I think we've given a pretty good summation of the problems of Guild Wars 2's endgame and how to fix them, actually. If they choose not to implement anything like it, that's fine. I'll be happy playing ArcheAge (on Kyrios West) until they do, alongside digging through my backlog until Everquest Next releases.
But thanks for the valuable input.
Posted AsgarZigel on 09 September 2014 - 05:24 AM
I think if they bunch up these updates into a single feature pack, they really need some new feature that gets attention, though. Like Precursor crafting or new skills / traits.
Posted Alex Dimitri on 08 September 2014 - 06:22 PM
Anet`s fixation on Living Story made GW2 so underdeveloped game, 2 years Live and we only got two tiny maps to actually expand the world of Tyria !!!
Shame really if you take in consideration that every LS they bring doesn`t give more than 30 - 45 min gameplay and certainly do not bring anything close to challenge why they are so fixated on it ? ? ?
Anet repeat`s over and over that it`s listening to playerbase but their actions speaks different........

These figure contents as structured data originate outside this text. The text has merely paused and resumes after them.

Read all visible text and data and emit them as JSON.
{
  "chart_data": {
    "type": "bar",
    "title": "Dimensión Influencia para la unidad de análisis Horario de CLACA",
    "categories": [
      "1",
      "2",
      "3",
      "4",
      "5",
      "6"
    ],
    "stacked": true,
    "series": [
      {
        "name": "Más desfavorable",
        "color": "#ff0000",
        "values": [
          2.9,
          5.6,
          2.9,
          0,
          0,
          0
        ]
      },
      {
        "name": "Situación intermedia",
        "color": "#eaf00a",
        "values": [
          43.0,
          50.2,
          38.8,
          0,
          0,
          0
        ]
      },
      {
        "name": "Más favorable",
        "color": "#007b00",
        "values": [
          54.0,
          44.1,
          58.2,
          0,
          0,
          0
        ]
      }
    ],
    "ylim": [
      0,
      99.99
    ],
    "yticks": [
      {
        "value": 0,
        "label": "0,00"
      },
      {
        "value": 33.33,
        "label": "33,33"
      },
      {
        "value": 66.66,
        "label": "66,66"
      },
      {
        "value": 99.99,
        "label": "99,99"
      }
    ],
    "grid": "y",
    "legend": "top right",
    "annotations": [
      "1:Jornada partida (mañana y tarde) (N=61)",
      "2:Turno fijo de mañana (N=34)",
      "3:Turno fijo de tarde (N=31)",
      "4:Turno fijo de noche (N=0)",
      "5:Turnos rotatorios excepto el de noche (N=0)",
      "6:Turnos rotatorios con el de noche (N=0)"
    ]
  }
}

For me it`s really simple i supported every game i played with ($) of course when i was satisfied with what they bring to the table, i have GW1 (complete) and i spend over that just to say i`m happy !
GW2 will not see a penny from me simply because i do not want to pay to craft damn things, and do world events over and over again, dungeons are not rewarding (i don`t and i never did run dungeons for coin on the end of it) fractals are same, WvW is stale because you always know winner (even before start) sPvP has only one mode (which is totally silly) and list goes on.......
If Anet want me as happy camper (and i guess i`m not alone on this) here`s few hints:
2.Guild Halls (home instance sucks big time)
3.Hard Core dungeons (possibly raid party`s)
4.More sPvP modes (use your imagination)
5.Balance game (giving meaning to any other build besides Berserker ) note:this doesn`t mean nerf Zerker more !!!
6.Open new zones (large chunks not some crappy little maps with silly achievements)
7.Rework reward system (getting blue/green item after investing 2hrs in let`s say Fractals is bitter disappointment)
8.STOP with crafting everything (crafting is usually the most boring part of any game, and no matter what you craft (Legendary) it wouldn`t make you happy as you actually getting it as a DROP !!!